Jordan Bardella et Marine Le Pen ont mis en scène hier leur unité, trois jours avant une décision de justice historique qui pourrait interdire à la présidente des députés RN de concourir à la présidentielle.« Faire vivre le duo. » Un conseiller de Marine Le Pen nous brandit ce slogan pour qualifier la scénographie d’hier à Liévin, dans le Pas-de-Calais, d’élection de la députée cheffe du Rassemblement national. Une ambiance de kermesse a été déployée au parc de Rollencourt – longues tables en bois, chaises en plastique, baraque à merguez-frites et tireuse à bière. Devant une assistance un peu clairsemée pour un meeting frontiste, Jordan Bardella a martelé son « amitié » pour sa mentor. Le reste du discours était convenu.
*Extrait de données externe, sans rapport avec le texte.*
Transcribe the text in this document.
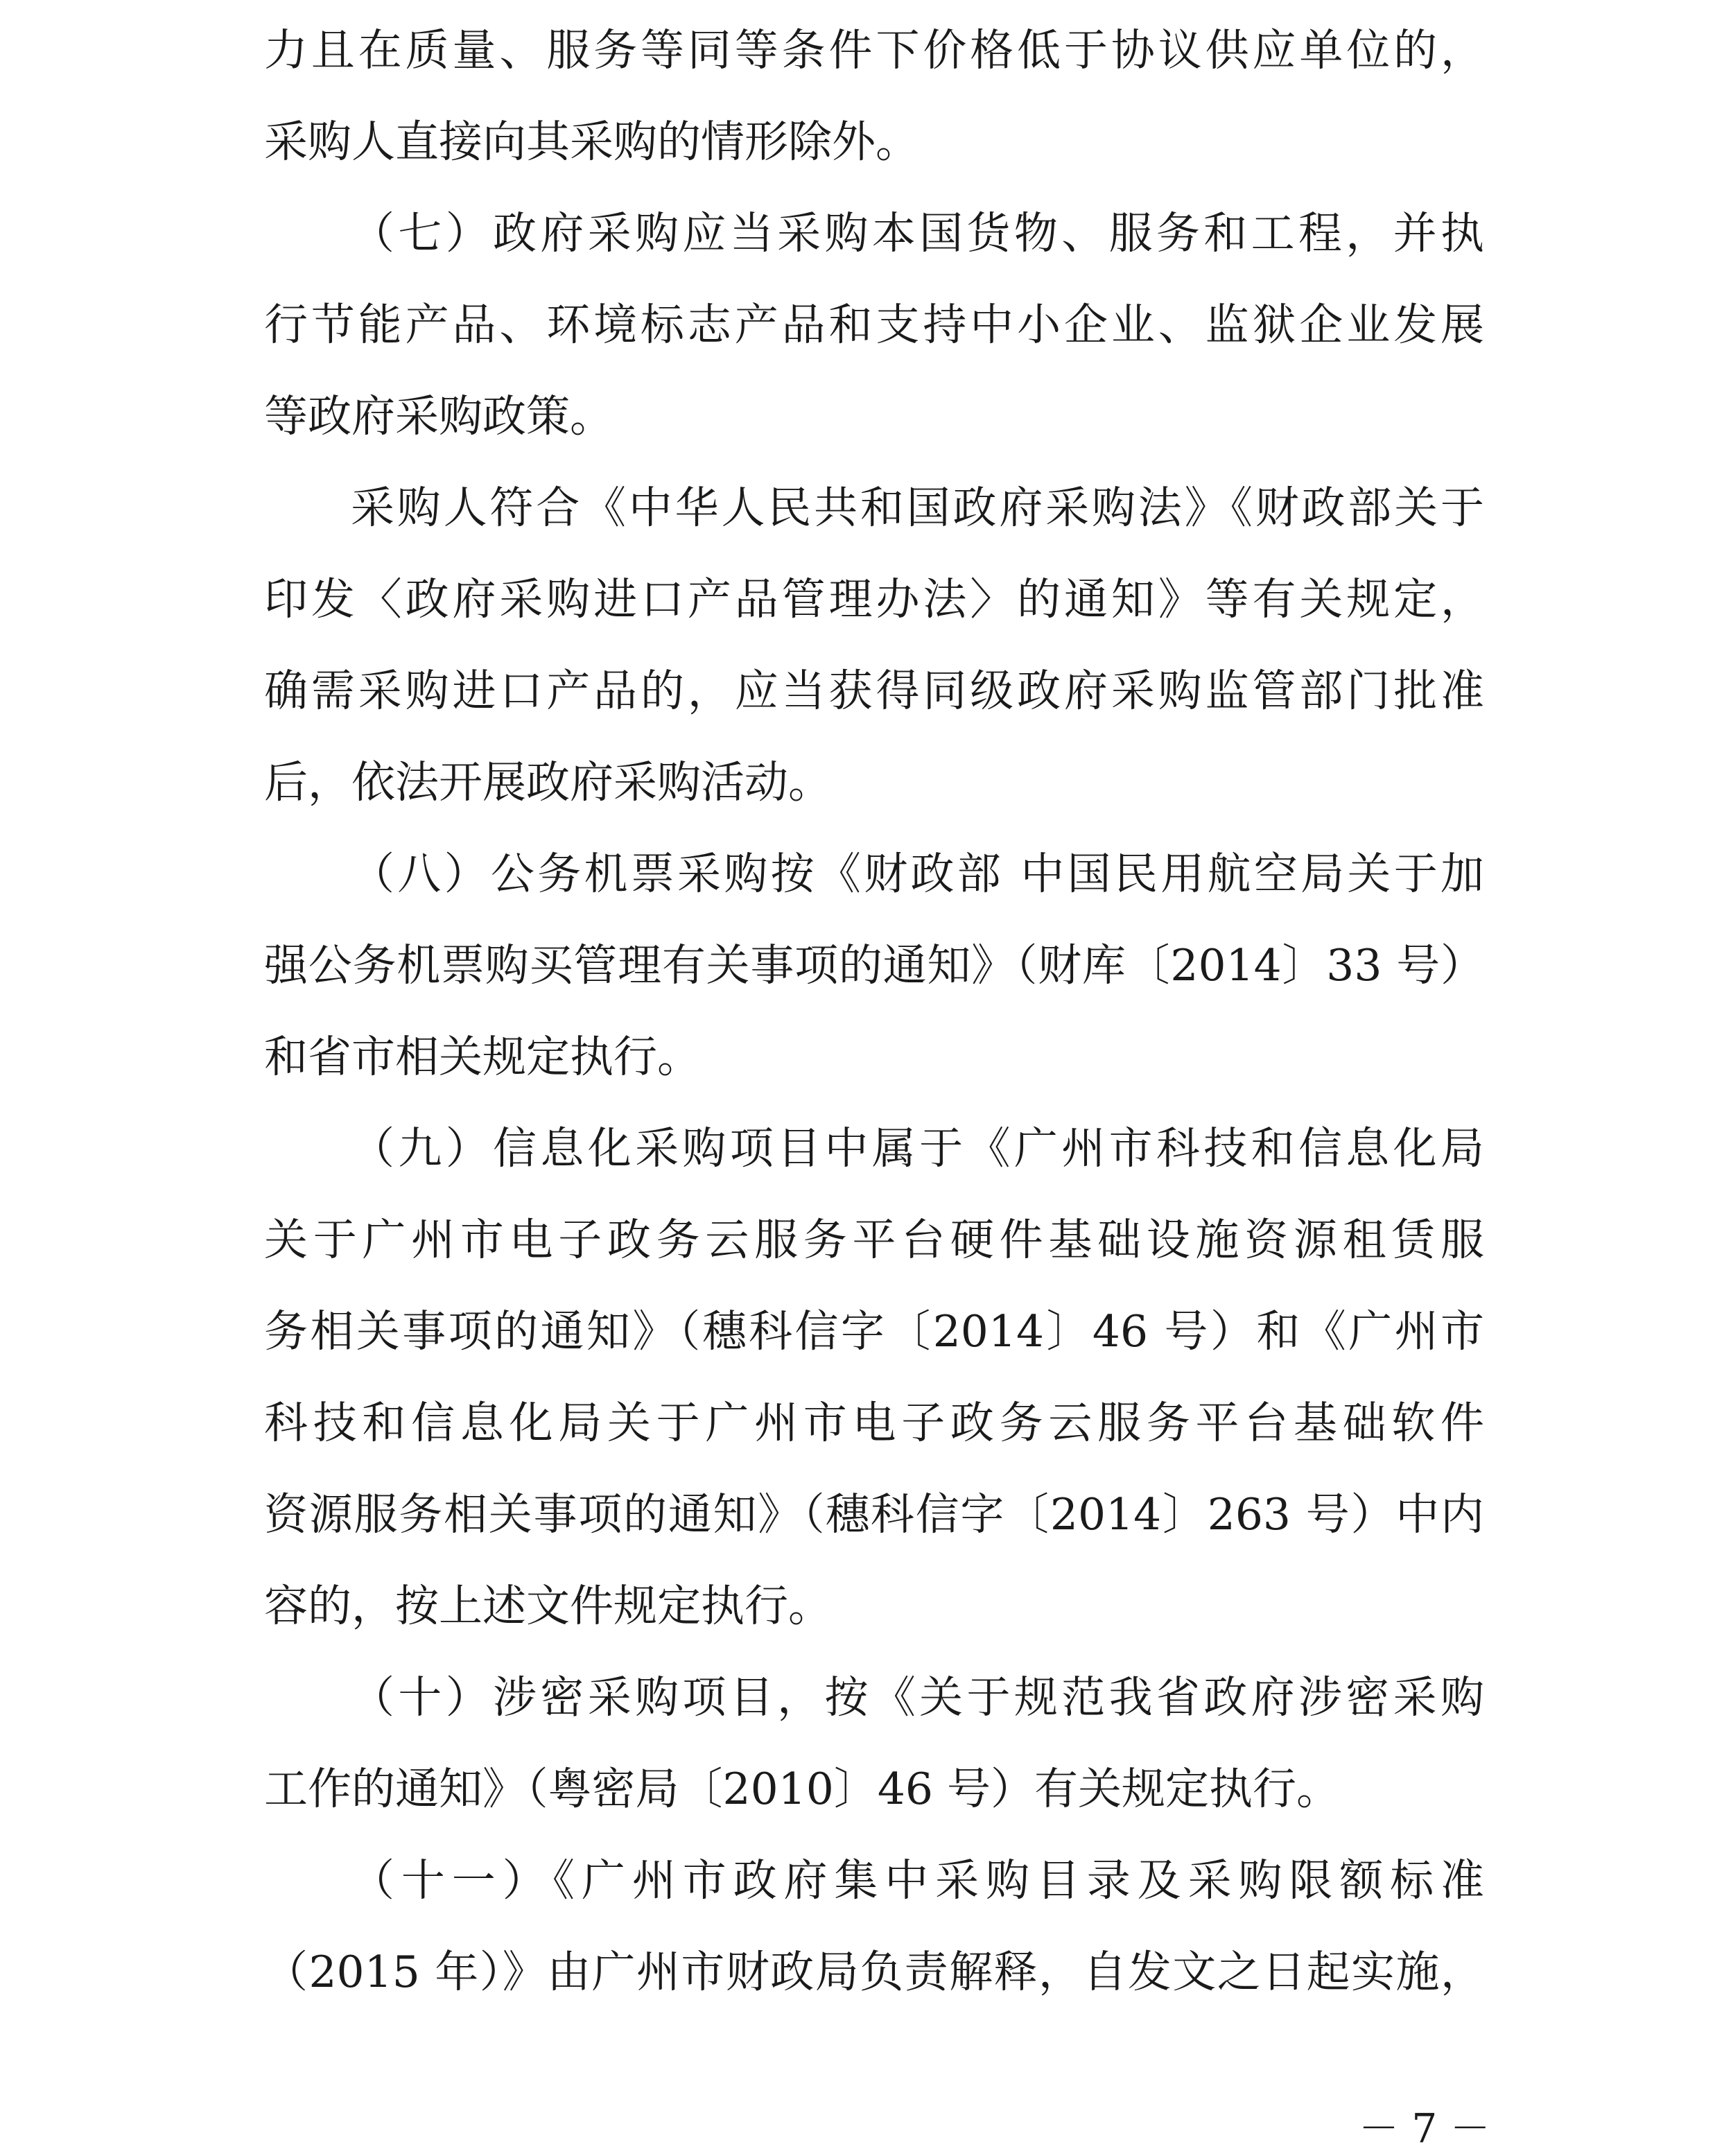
力且在质量、服务等同等条件下价格低于协议供应单位的，

采购人直接向其采购的情形除外。

（七）政府采购应当采购本国货物、服务和工程，并执

行节能产品、环境标志产品和支持中小企业、监狱企业发展

等政府采购政策。

采购人符合《中华人民共和国政府采购法》《财政部关于

印发〈政府采购进口产品管理办法〉的通知》等有关规定，

确需采购进口产品的，应当获得同级政府采购监管部门批准

后，依法开展政府采购活动。

（八）公务机票采购按《财政部 中国民用航空局关于加

强公务机票购买管理有关事项的通知》（财库〔2014〕33 号）

和省市相关规定执行。

（九）信息化采购项目中属于《广州市科技和信息化局

关于广州市电子政务云服务平台硬件基础设施资源租赁服

务相关事项的通知》（穗科信字〔2014〕46 号）和《广州市

科技和信息化局关于广州市电子政务云服务平台基础软件

资源服务相关事项的通知》（穗科信字〔2014〕263 号）中内

容的，按上述文件规定执行。

（十）涉密采购项目，按《关于规范我省政府涉密采购

工作的通知》（粤密局〔2010〕46 号）有关规定执行。

（十一）《广州市政府集中采购目录及采购限额标准

（2015 年）》由广州市财政局负责解释，自发文之日起实施，

－ 7 －
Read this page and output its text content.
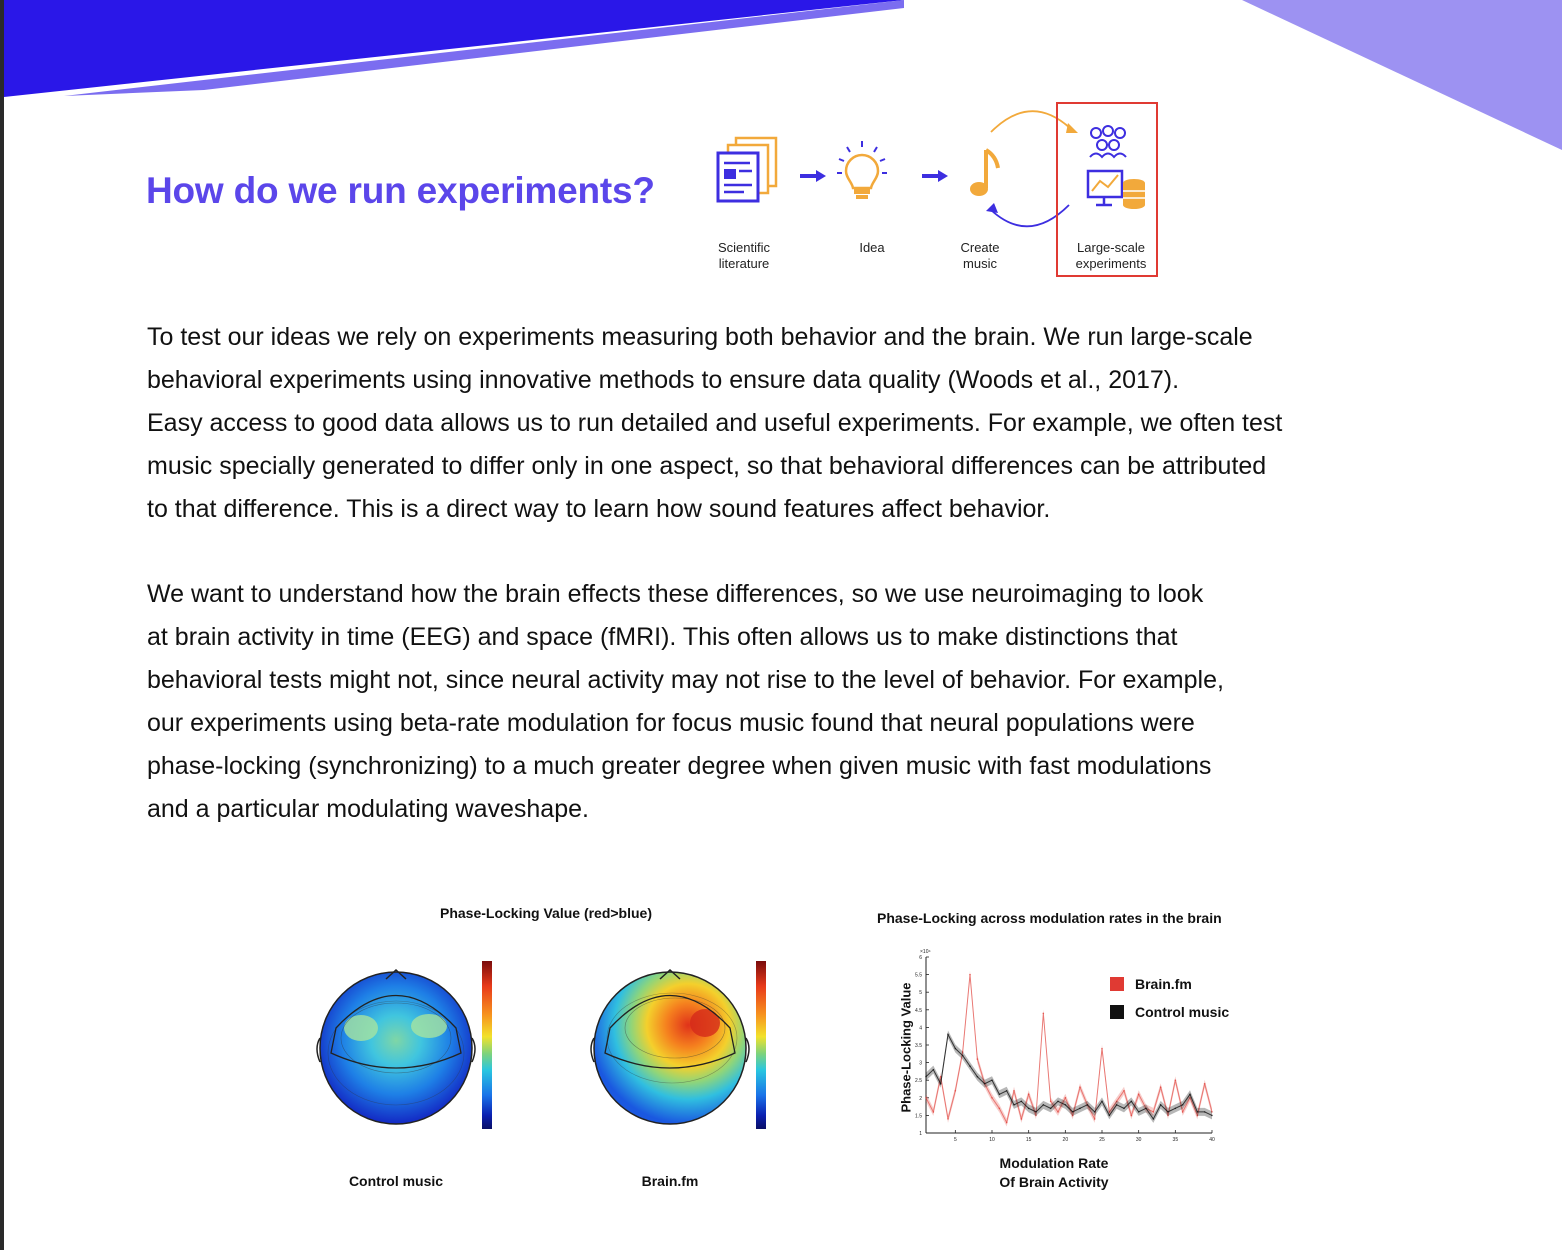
How do we run experiments?
Scientific
literature
Idea	Create
music
Large-scale
experiments

To test our ideas we rely on experiments measuring both behavior and the brain. We run large-scale
behavioral experiments using innovative methods to ensure data quality (Woods et al., 2017).
Easy access to good data allows us to run detailed and useful experiments. For example, we often test
music specially generated to differ only in one aspect, so that behavioral differences can be attributed
to that difference. This is a direct way to learn how sound features affect behavior.

We want to understand how the brain effects these differences, so we use neuroimaging to look
at brain activity in time (EEG) and space (fMRI). This often allows us to make distinctions that
behavioral tests might not, since neural activity may not rise to the level of behavior. For example,
our experiments using beta-rate modulation for focus music found that neural populations were
phase-locking (synchronizing) to a much greater degree when given music with fast modulations
and a particular modulating waveshape.

Phase-Locking Value (red>blue)
Control music	Brain.fm
Phase-Locking across modulation rates in the brain
Phase-Locking Value
1
1.5
2
2.5
3
3.5
4
4.5
5
5.5
6
×10⁴
5	10	15	20	25	30	35	40
Modulation Rate
Of Brain Activity
Brain.fm
Control music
C’est pourtant la dernière fois que le numéro un du RN et Marine Le Pen se sont affichés en tant qu’égaux. Aujourd’hui encore, l’un comme l’autre est un potentiel candidat à la présidence de la République.
Mardi, ce sera terminé. Selon la manière dont aura statué la cour d’appel de Paris dans l’affaire des collaborateurs parlementaires européens du FN, un des deux dirigeants d’extrême droite ne pourra plus briguer l’Élysée en 2027. Ainsi s’achève l’un des suspenses les plus baroques qu’ait connu notre vie politique moderne.
« C’est la sardine qui a bouché le port de Marseille, raille un député RN, employant là une vieille formule censée dépeindre l’invraisemblable. Et ça paralyse tout. » Depuis plus d’un an, le parti donné favori du premier tour de la prochaine présidentielle prépare sa campagne en contournant son principal paramètre, à savoir l’incarnation. Paradoxal pour une formation qui se prétend continuatrice du gaullisme.
Ce qui avait été pensé et présenté comme un « ticket » est devenu une alternative. Ce luxe – aucune autre force ne peut se targuer d’être emmenée par deux figures à plus de 30 % d’intentions de vote – a dissuadé les cadres du RN de trancher certains sujets doctrinaux. Par confort mais aussi par crainte de froisser leur hiérarchie. « L’option A, je la prends, l’option B, je la prends aussi, mais maintenant il faut qu’on avance, piaffe un membre du premier cercle de Marine Le Pen et de Jordan Bardella. C’est une libération, on a accumulé trop de tabous. Dans cette maison, tu n’as rien à gagner à l’ouvrir, donc tu la fermes. »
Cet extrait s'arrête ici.